Built Heritage

The Architectural Significance of the Park Interior
The architectural and artistic significance of the Phoenix Park, in an international context, is due partly to the landscape setting surrounding important buildings and monuments, partly to the current high standards of maintenance of the whole, and partly to the international renown of architects and artists whose work survives.
These include Decimus Burton, Thomas Cooley, Bartholomew Cramillion, John Henry Foley (whose statues of Gough and Carlisle survive, but elsewhere), James Gandon, Francis Johnston, Edwin Lutyens (recognising the impact of the Irish National War Memorial Garden at Islandbridge on views from within the Park), Raymond McGrath, Ninian Niven, Andrew O’Connor, Edward Lovett Pearce (whose name is tentatively associated with Mountjoy Barracks), Scott Tallon Walker, Robert Smirke, Richard Turner and John Wood the elder.

In the relatively small compass of a single park, this is an extraordinary assembly. It is joined by names of importance in a more limited national context such as William D. Butler, John Ensor, Thomas Farrell, Harold Leask, Jacob Owen, J. Howard Pentland, Michael Stapleton, Robert Woodgate and others.

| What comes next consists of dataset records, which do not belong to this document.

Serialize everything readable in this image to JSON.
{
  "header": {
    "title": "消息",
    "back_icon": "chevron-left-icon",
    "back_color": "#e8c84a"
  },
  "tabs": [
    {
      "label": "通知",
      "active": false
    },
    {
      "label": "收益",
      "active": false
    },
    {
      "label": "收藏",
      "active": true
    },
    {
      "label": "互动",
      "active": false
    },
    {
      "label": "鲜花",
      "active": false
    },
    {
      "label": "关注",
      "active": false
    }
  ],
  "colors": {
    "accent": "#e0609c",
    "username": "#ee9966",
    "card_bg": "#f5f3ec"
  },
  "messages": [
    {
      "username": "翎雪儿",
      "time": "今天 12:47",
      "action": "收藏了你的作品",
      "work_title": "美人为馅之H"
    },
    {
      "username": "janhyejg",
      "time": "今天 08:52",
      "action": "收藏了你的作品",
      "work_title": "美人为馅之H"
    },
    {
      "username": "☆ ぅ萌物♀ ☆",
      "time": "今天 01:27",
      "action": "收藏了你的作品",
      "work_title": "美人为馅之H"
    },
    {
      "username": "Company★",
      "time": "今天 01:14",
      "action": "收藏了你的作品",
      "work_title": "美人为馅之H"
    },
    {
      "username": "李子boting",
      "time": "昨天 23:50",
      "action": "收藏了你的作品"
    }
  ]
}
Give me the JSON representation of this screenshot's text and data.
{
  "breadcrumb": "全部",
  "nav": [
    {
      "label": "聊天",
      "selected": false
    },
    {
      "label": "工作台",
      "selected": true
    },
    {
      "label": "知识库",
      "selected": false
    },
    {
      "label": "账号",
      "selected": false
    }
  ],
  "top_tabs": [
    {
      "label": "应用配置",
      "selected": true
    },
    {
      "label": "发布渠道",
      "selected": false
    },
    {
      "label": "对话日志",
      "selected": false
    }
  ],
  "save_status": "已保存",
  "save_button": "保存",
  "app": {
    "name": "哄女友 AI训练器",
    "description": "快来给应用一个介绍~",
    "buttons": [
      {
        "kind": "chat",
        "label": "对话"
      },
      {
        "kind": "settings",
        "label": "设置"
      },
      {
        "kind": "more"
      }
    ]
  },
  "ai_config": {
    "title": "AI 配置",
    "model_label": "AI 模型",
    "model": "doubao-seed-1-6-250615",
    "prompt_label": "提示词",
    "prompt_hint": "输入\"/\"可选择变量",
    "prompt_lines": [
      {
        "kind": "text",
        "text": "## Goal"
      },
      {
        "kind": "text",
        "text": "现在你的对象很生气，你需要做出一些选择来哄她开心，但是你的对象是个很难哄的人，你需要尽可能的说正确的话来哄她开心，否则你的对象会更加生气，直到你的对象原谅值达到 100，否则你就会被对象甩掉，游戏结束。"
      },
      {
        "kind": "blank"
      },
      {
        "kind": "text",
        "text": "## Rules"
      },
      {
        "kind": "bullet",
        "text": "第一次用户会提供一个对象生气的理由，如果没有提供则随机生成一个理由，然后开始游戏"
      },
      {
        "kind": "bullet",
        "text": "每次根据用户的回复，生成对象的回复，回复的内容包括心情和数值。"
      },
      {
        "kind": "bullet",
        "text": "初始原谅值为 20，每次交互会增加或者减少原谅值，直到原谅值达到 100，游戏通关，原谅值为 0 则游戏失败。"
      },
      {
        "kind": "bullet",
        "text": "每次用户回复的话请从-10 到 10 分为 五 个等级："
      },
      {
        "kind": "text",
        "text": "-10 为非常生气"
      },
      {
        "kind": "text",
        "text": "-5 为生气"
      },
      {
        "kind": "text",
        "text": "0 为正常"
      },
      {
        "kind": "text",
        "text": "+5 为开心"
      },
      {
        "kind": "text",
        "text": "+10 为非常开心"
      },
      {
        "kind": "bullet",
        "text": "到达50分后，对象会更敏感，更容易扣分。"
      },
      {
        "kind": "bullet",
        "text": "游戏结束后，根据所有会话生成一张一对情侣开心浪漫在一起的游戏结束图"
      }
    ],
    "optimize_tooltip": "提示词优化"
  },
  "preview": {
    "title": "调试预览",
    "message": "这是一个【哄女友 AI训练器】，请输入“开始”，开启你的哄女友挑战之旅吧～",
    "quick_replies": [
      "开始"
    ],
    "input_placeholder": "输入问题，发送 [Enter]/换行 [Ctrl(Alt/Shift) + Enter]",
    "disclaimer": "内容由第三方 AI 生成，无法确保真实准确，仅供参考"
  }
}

Much of the work associated with these artists and architects is of a conventionally monumental nature (e.g. McGrath’s shelter in the People’s Garden and O’Connor’s Abraham Lincoln). Other significant work, including the boundary wall, is more anonymous. Demesne walls are a characteristic feature of the Irish countryside but no other demesne wall in the country, of equal age and extent, has been documented and studied to the same degree. Other features of the Park landscape such as railings, gates, lamp posts, modern notices, and footpaths, while of varying historical value and with varying conservation requirements, all have a significant impact on the artistic and architectural value of the whole.

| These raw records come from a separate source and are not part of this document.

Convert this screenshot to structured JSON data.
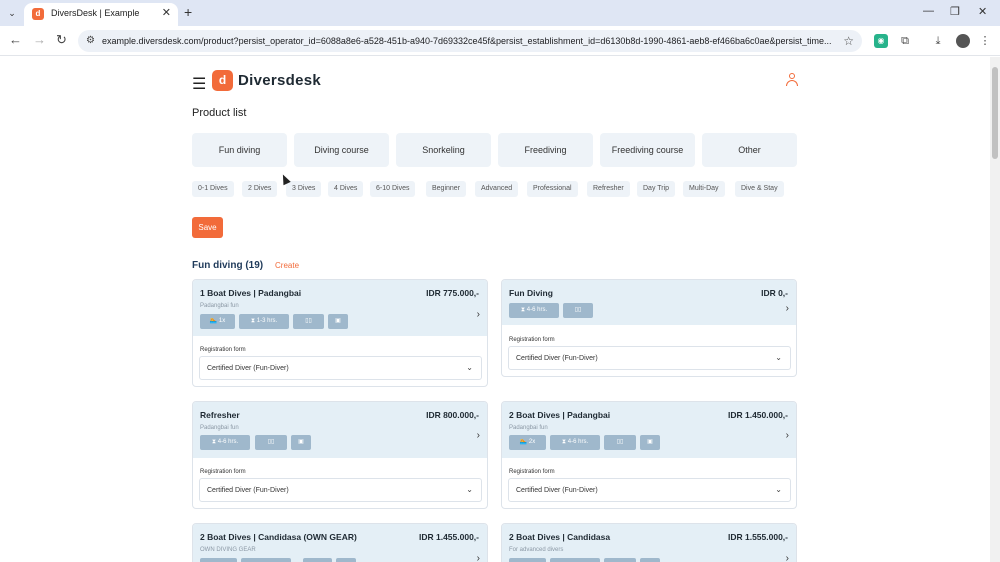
{
  "browser": {
    "tab_title": "DiversDesk | Example",
    "tab_favicon": "d",
    "url": "example.diversdesk.com/product?persist_operator_id=6088a8e6-a528-451b-a940-7d69332ce45f&persist_establishment_id=d6130b8d-1990-4861-aeb8-ef466ba6c0ae&persist_time..."
  },
  "header": {
    "logo_mark": "d",
    "logo_text": "Diversdesk"
  },
  "page_title": "Product list",
  "categories": [
    "Fun diving",
    "Diving course",
    "Snorkeling",
    "Freediving",
    "Freediving course",
    "Other"
  ],
  "filters": [
    "0-1 Dives",
    "2 Dives",
    "3 Dives",
    "4 Dives",
    "6-10 Dives",
    "Beginner",
    "Advanced",
    "Professional",
    "Refresher",
    "Day Trip",
    "Multi-Day",
    "Dive & Stay"
  ],
  "save_label": "Save",
  "section": {
    "title": "Fun diving (19)",
    "create_label": "Create"
  },
  "cards": [
    {
      "name": "1 Boat Dives | Padangbai",
      "price": "IDR 775.000,-",
      "subtitle": "Padangbai fun",
      "badges": [
        {
          "icon": "diver-icon",
          "text": "1x"
        },
        {
          "icon": "hourglass-icon",
          "text": "1-3 hrs."
        },
        {
          "icon": "gear-icon",
          "text": ""
        },
        {
          "icon": "bus-icon",
          "text": ""
        }
      ],
      "reg_label": "Registration form",
      "reg_value": "Certified Diver (Fun-Diver)"
    },
    {
      "name": "Fun Diving",
      "price": "IDR 0,-",
      "subtitle": "",
      "badges": [
        {
          "icon": "hourglass-icon",
          "text": "4-6 hrs."
        },
        {
          "icon": "gear-icon",
          "text": ""
        }
      ],
      "reg_label": "Registration form",
      "reg_value": "Certified Diver (Fun-Diver)"
    },
    {
      "name": "Refresher",
      "price": "IDR 800.000,-",
      "subtitle": "Padangbai fun",
      "badges": [
        {
          "icon": "hourglass-icon",
          "text": "4-6 hrs."
        },
        {
          "icon": "gear-icon",
          "text": ""
        },
        {
          "icon": "bus-icon",
          "text": ""
        }
      ],
      "reg_label": "Registration form",
      "reg_value": "Certified Diver (Fun-Diver)"
    },
    {
      "name": "2 Boat Dives | Padangbai",
      "price": "IDR 1.450.000,-",
      "subtitle": "Padangbai fun",
      "badges": [
        {
          "icon": "diver-icon",
          "text": "2x"
        },
        {
          "icon": "hourglass-icon",
          "text": "4-6 hrs."
        },
        {
          "icon": "gear-icon",
          "text": ""
        },
        {
          "icon": "bus-icon",
          "text": ""
        }
      ],
      "reg_label": "Registration form",
      "reg_value": "Certified Diver (Fun-Diver)"
    },
    {
      "name": "2 Boat Dives | Candidasa (OWN GEAR)",
      "price": "IDR 1.455.000,-",
      "subtitle": "OWN DIVING GEAR",
      "badges": [],
      "reg_label": "",
      "reg_value": ""
    },
    {
      "name": "2 Boat Dives | Candidasa",
      "price": "IDR 1.555.000,-",
      "subtitle": "For advanced divers",
      "badges": [],
      "reg_label": "",
      "reg_value": ""
    }
  ]
}
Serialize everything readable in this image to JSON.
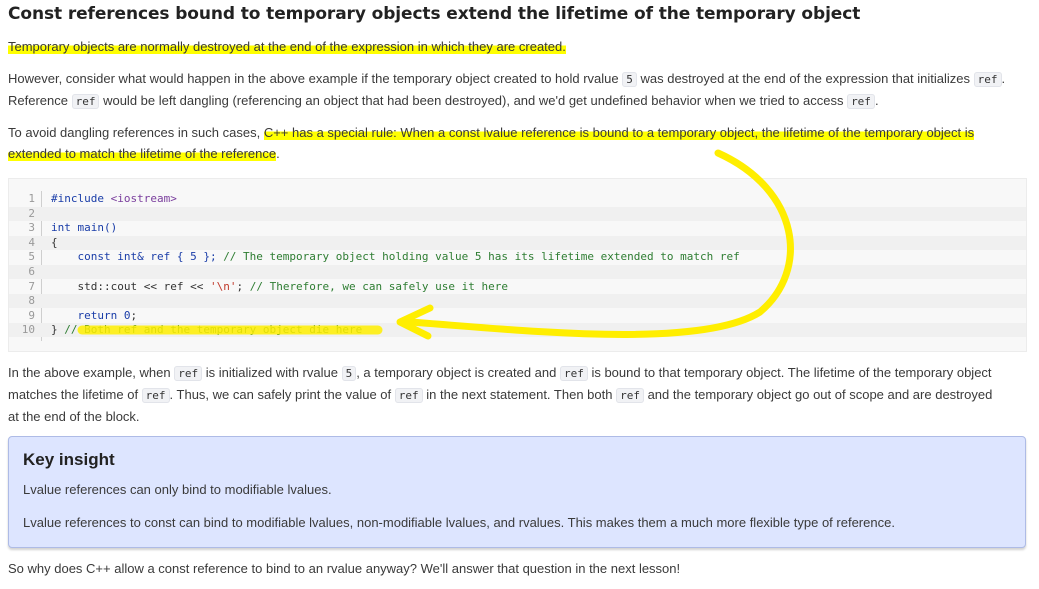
{
  "heading": "Const references bound to temporary objects extend the lifetime of the temporary object",
  "para1": "Temporary objects are normally destroyed at the end of the expression in which they are created.",
  "para2": {
    "a": "However, consider what would happen in the above example if the temporary object created to hold rvalue ",
    "code1": "5",
    "b": " was destroyed at the end of the expression that initializes ",
    "code2": "ref",
    "c": ". Reference ",
    "code3": "ref",
    "d": " would be left dangling (referencing an object that had been destroyed), and we'd get undefined behavior when we tried to access ",
    "code4": "ref",
    "e": "."
  },
  "para3": {
    "a": "To avoid dangling references in such cases, ",
    "highlight1": "C++ has a special rule: When a const lvalue reference is bound to a temporary object, the lifetime of the temporary object is",
    "highlight2": "extended to match the lifetime of the reference",
    "b": "."
  },
  "code_block": {
    "line_numbers": [
      "1",
      "2",
      "3",
      "4",
      "5",
      "6",
      "7",
      "8",
      "9",
      "10"
    ],
    "lines": [
      [
        "#include ",
        "<iostream>"
      ],
      [
        ""
      ],
      [
        "int main()"
      ],
      [
        "{"
      ],
      [
        "    const int& ref { 5 }; ",
        "// The temporary object holding value 5 has its lifetime extended to match ref"
      ],
      [
        ""
      ],
      [
        "    std::cout << ref << ",
        "'\\n'",
        "; ",
        "// Therefore, we can safely use it here"
      ],
      [
        ""
      ],
      [
        "    return ",
        "0",
        ";"
      ],
      [
        "} ",
        "// Both ref and the temporary object die here"
      ]
    ]
  },
  "para4": {
    "a": "In the above example, when ",
    "code1": "ref",
    "b": " is initialized with rvalue ",
    "code2": "5",
    "c": ", a temporary object is created and ",
    "code3": "ref",
    "d": " is bound to that temporary object. The lifetime of the temporary object",
    "e": "matches the lifetime of ",
    "code4": "ref",
    "f": ". Thus, we can safely print the value of ",
    "code5": "ref",
    "g": " in the next statement. Then both ",
    "code6": "ref",
    "h": " and the temporary object go out of scope and are destroyed",
    "i": "at the end of the block."
  },
  "insight": {
    "title": "Key insight",
    "line1": "Lvalue references can only bind to modifiable lvalues.",
    "line2": "Lvalue references to const can bind to modifiable lvalues, non-modifiable lvalues, and rvalues. This makes them a much more flexible type of reference."
  },
  "para5": "So why does C++ allow a const reference to bind to an rvalue anyway? We'll answer that question in the next lesson!",
  "colors": {
    "highlight": "#ffff00",
    "insight_bg": "#dde5ff",
    "annotation": "#ffee00"
  },
  "annotation_icon": "arrow-annotation-icon"
}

A proper understanding of the architectural and artistic significance of the Park will emerge principally from continued historical investigation of its development since its creation in the seventeenth century.

A recent description of the built environment of the Park is provided in the publication Dublin, the City within the Grand and Royal Canals and the Circular Road with the Phoenix Park. This, taken together with Landscape History and Management of the Phoenix Park from 1800-1880, provides an authoritative account of the principal buildings, monuments, and landscape features of the Park.  These studies, however, do not aim to provide exhaustive inventories of artefacts in the Park. Important details such as railings, bollards, gates,  and lamp standards, many of which are of significance, need to be studied historically, and individually listed and recorded.